The summary is so fucking stupid, I'm not reading the article.
This moron wants to change the numbers, but wants to continue to call 12:00 "midnight" and "noon"?
As an Australia, I say "Get fucked, you cunt". The fact that our Winter comes in June is completely irrelevant.
Sure, kill Daylight Savings. But keep timezones. The date ( 8th ) and day (Tuesday) changes at midnight ( 00:00 ). Having the day change in the afternoon is stupid. "Do you work this Saturday?" "Yes, and no!"
It only requires cooperation of the entire world and asks people to change. hahaahahahahaahah
Last Sunday, those of us in North America, Europe and some areas of the Middle East rolled back the clock
No they didn't. The USA now changes its clocks at a different time from most of us. The end of "Summer Time", to give it the English Language title, is in the morning of the last Sunday in October. This year, that is the 30th. The USA changed a week later because GW Bush thought it would be funny to make the USA non-standard in yet another way.
I'll see your Constitution and raise you a Queen.
Don't agree. You'd lose any idea of what a certain time of day actually means to others. It's 2 am where you are? Why are you still up? Aren't you tired? No, now I need to know where you live and figure out what time of day... oops, can't do that anymore... figure out where the sun is positioned in your part of the world. Wtf? Wasn't that what sundials and later clocks were for in the first place? Like you say, animals live by the sun, and so do we. I don't care what the *actual* time is where you live, I only care about what part of the day it is so I can adjust my communication with you accordingly.
The only thing I want is that when people *publish* times, like for international events, they (also) use UTC. It just happens too often that people will say : the live stream will start at 7PM PST and then I have to go look up what the heck that is in my local time zone. With UTC that would be solved, you'd only need to remember your offset to UTC and that's it. (Btw, they could even just mention *their* offset to UTC, eg: 7PM PST (UTC-8), because really Americans' we here in Europe have no idea what all those abbreviations mean ;) )

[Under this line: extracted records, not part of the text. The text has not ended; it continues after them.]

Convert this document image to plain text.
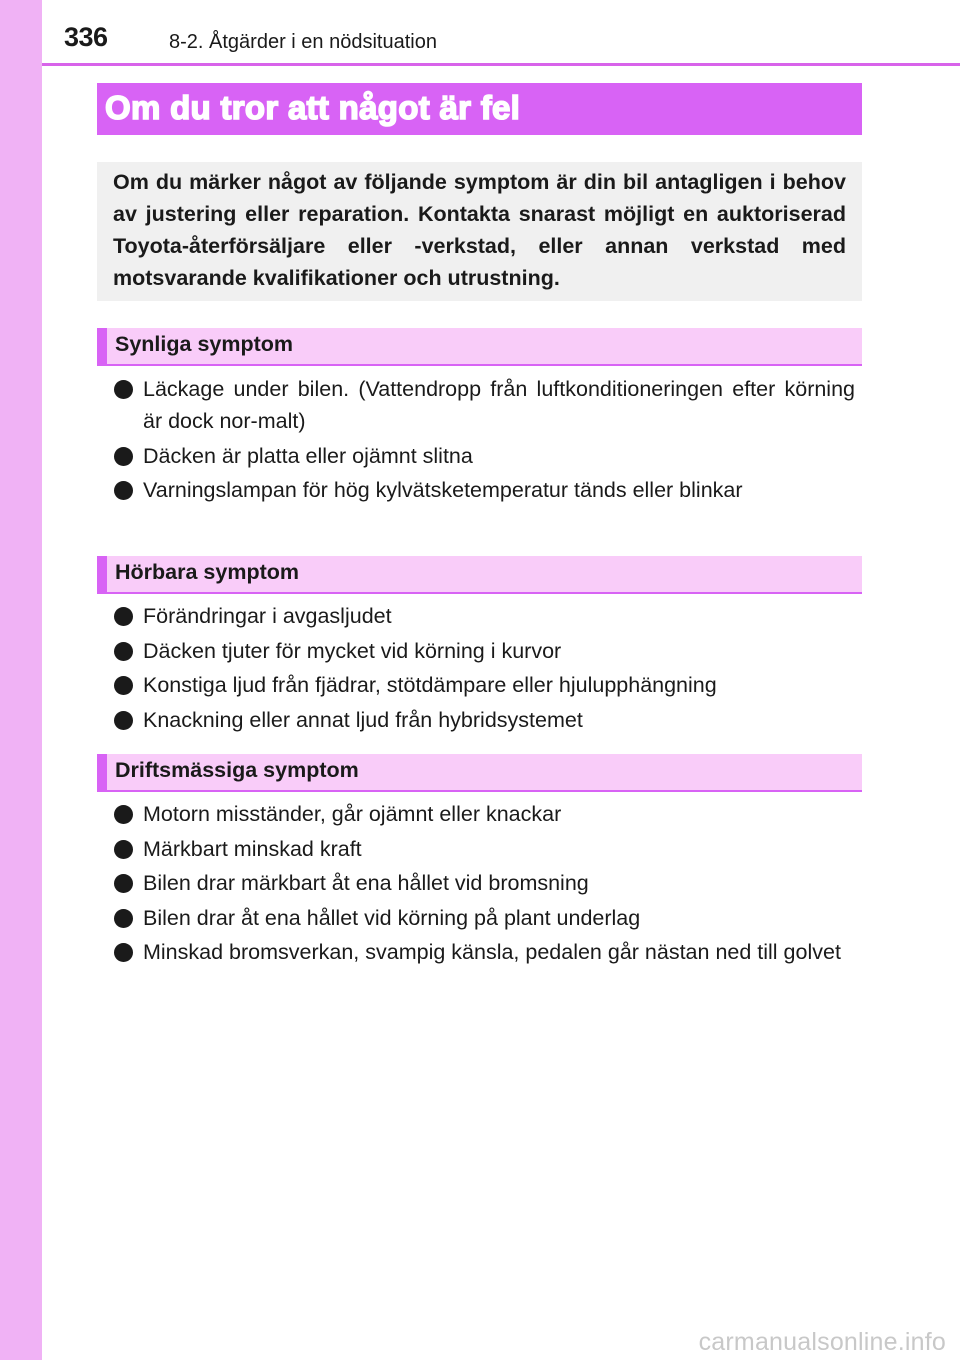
336	8-2. Åtgärder i en nödsituation
Om du tror att något är fel

Om du märker något av följande symptom är din bil antagligen i behov av justering eller reparation. Kontakta snarast möjligt en auktoriserad Toyota-återförsäljare eller -verkstad, eller annan verkstad med motsvarande kvalifikationer och utrustning.

Synliga symptom
Läckage under bilen. (Vattendropp från luftkonditioneringen efter körning är dock nor-malt)
Däcken är platta eller ojämnt slitna
Varningslampan för hög kylvätsketemperatur tänds eller blinkar
Hörbara symptom
Förändringar i avgasljudet
Däcken tjuter för mycket vid körning i kurvor
Konstiga ljud från fjädrar, stötdämpare eller hjulupphängning
Knackning eller annat ljud från hybridsystemet
Driftsmässiga symptom
Motorn misständer, går ojämnt eller knackar
Märkbart minskad kraft
Bilen drar märkbart åt ena hållet vid bromsning
Bilen drar åt ena hållet vid körning på plant underlag
Minskad bromsverkan, svampig känsla, pedalen går nästan ned till golvet
carmanualsonline.info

We should be using Stardates. The concept of a 24 hour "day" is quaint and antiquated.
UTC has one big win: co-ordination of an event between different time-zones.
*Every* other use of time is either neutral or heavily in favour of Time Zones. Since for the vast majority of humans, co-ordination of non-local events is a trivial amount of their references to time, Time-zones win hugely.
This aside from the obvious problems during travel. Set your watch once (if your phone doesn't do it for you) when you arrive at a new time zone? Or learn the scores of "usual times" for meals, business hours, etc. for the new location.
I think we should do this right after everyone in the world learns Esperanto and we adopt base 12 counting.